Several recent studies and analyses of the 31 states that have accepted federal money to increase access to health care demonstrate the continued benefits of doing so. The research confirms that Medicaid expansion is a win-win-win – good for patients, good for the states, and good for everyone with private health insurance.
An August 8 study by researchers at the TH Chan School of Public Health at Harvard University found a variety of increased health benefits for low-income residents of two expansion states (Arkansas and Kentucky) compared to those in a non-expansion state (Texas). Residents in the expansion states had more visits to primary care and specialist doctors, used the emergency room less, and reported to be in better health.

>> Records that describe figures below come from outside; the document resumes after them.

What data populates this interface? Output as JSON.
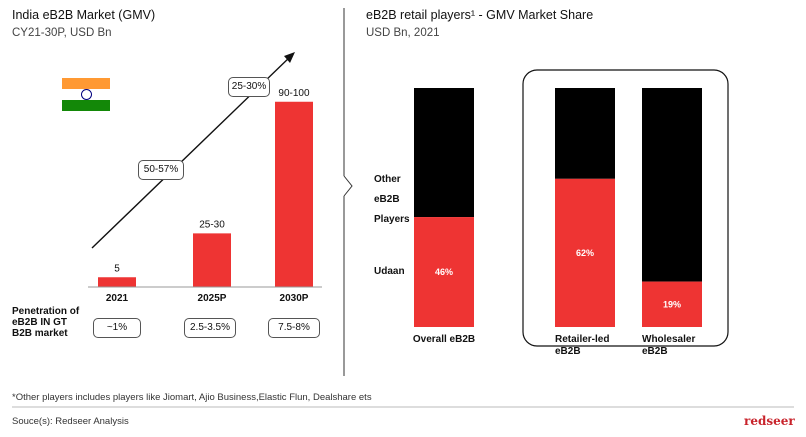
{
  "left": {
    "title": "India eB2B Market (GMV)",
    "subtitle": "CY21-30P, USD Bn",
    "growth_labels": [
      "50-57%",
      "25-30%"
    ],
    "penetration_label": [
      "Penetration of",
      "eB2B IN GT",
      "B2B market"
    ],
    "penetration_values": [
      "~1%",
      "2.5-3.5%",
      "7.5-8%"
    ]
  },
  "right": {
    "title": "eB2B retail players¹ - GMV Market Share",
    "subtitle": "USD Bn, 2021",
    "other_label": [
      "Other",
      "eB2B",
      "Players"
    ],
    "udaan_label": "Udaan"
  },
  "footer": {
    "note": "*Other players includes players like Jiomart, Ajio Business,Elastic Flun, Dealshare ets",
    "source": "Souce(s): Redseer Analysis",
    "brand": "redseer"
  },
  "colors": {
    "red": "#ee3433",
    "black": "#000000",
    "grey": "#444444"
  },
  "chart_data": [
    {
      "type": "bar",
      "title": "India eB2B Market (GMV)",
      "categories": [
        "2021",
        "2025P",
        "2030P"
      ],
      "values": [
        5,
        27.5,
        95
      ],
      "value_labels": [
        "5",
        "25-30",
        "90-100"
      ],
      "ylim": [
        0,
        100
      ]
    },
    {
      "type": "bar",
      "stacked": true,
      "title": "eB2B retail players¹ - GMV Market Share",
      "categories": [
        "Overall eB2B",
        "Retailer-led eB2B",
        "Wholesaler eB2B"
      ],
      "category_lines": [
        [
          "Overall eB2B"
        ],
        [
          "Retailer-led",
          "eB2B"
        ],
        [
          "Wholesaler",
          "eB2B"
        ]
      ],
      "series": [
        {
          "name": "Udaan",
          "values": [
            46,
            62,
            19
          ],
          "labels": [
            "46%",
            "62%",
            "19%"
          ]
        },
        {
          "name": "Other eB2B Players",
          "values": [
            54,
            38,
            81
          ]
        }
      ],
      "ylim": [
        0,
        100
      ]
    }
  ]
}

Meanwhile, analysis by the Urban Institute (UI) published August 9 confirms MECEP’s own findings that accepting federal funding makes fiscal sense for states. The UI study found that states benefit financially from accepting federal funds, to the tune of $8-9 for every $1 expended by the states, a formula that holds true through 2026.
Finally, in an analysis released August 25 the federal Department of Health and Human Services found that in states which had expanded access to Medicaid insurance premiums for the rest of the population were 7% lower than premiums in non-expansion states. The decision to offer Medicaid to low-income residents makes insurance cheaper for everyone else.
Maine’s continued refusal to accept hundreds of millions of dollars in federal Medicaid funding is expensive. It’s expensive for the state’s bottom line, for the health of low-income Mainers, and for the pocket books of all of us with private health insurance. Maine lawmakers need to heed the mounting evidence that accepting federal funds increases health care access and affordability and will be a boon to the state’s economy and the well-being of all Mainers.